Türkiye’de en çok konser veren sanatçıların başında geliyor Haluk Levent.. “Yardımsever Rock’çı” tanımı yakıştırılan Levent 1968 Adana doğumlu. Annesi Sabriye Hanım, babası Mesut Bey Dokuz kardeşin sekizincisi. “Eski toprak annemin, 9 çocuğuyla da ilişkisi hep sıcacıktı. Hepimize sevgisi aynıydı. Hepimizi değerli hissettirdi.

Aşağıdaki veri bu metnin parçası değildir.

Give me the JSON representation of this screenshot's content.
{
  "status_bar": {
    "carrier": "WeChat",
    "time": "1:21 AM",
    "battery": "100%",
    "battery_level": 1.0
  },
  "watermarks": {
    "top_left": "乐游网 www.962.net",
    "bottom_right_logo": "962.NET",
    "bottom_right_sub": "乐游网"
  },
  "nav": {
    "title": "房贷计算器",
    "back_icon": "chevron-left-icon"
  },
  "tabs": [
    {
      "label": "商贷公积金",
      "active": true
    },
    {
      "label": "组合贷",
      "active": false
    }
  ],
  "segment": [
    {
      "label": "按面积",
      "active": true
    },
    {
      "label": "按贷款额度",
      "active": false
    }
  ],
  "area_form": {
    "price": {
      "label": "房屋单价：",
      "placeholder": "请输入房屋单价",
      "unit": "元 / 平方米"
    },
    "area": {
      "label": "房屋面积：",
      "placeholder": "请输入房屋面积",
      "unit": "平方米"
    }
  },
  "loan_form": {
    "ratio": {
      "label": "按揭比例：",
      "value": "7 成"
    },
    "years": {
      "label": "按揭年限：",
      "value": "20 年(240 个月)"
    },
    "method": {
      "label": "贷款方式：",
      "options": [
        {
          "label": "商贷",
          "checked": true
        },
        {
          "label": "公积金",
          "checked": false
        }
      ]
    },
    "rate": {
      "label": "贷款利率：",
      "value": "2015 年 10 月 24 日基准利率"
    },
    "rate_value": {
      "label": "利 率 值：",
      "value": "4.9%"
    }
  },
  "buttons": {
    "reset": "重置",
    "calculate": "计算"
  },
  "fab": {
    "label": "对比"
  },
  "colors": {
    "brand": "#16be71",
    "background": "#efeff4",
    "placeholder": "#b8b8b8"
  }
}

Belki günümüz dünyasındaki anneler gibi, bizimle, geleceğimize yönelik kariyer planlamaları yapamadı ama sonuçta ilkokulu dahi okumamış bir kadın .İyi insanlar olabilmemiz için elinden geleni yaptı.”diyor Levent.
Lise sonrası üniversite macerası ilginç Bir yıl Karadeniz Teknik Üniversitesi Orman Fakültesi’ne gitmiş. Ertesi yıl Ankara Üniversitesi Bilgisayar Programcılığı’nda okumuş. Sonra Orta Doğu Teknik Üniversitesi Fizik Bölümü’nde daha sonra da Ankara Üniversite Muhasebe Bölümü’nde..Sonra Bilkent’te..Düşünsenize 6 yıl üst üste üniversite sınavını kazanabiliyor.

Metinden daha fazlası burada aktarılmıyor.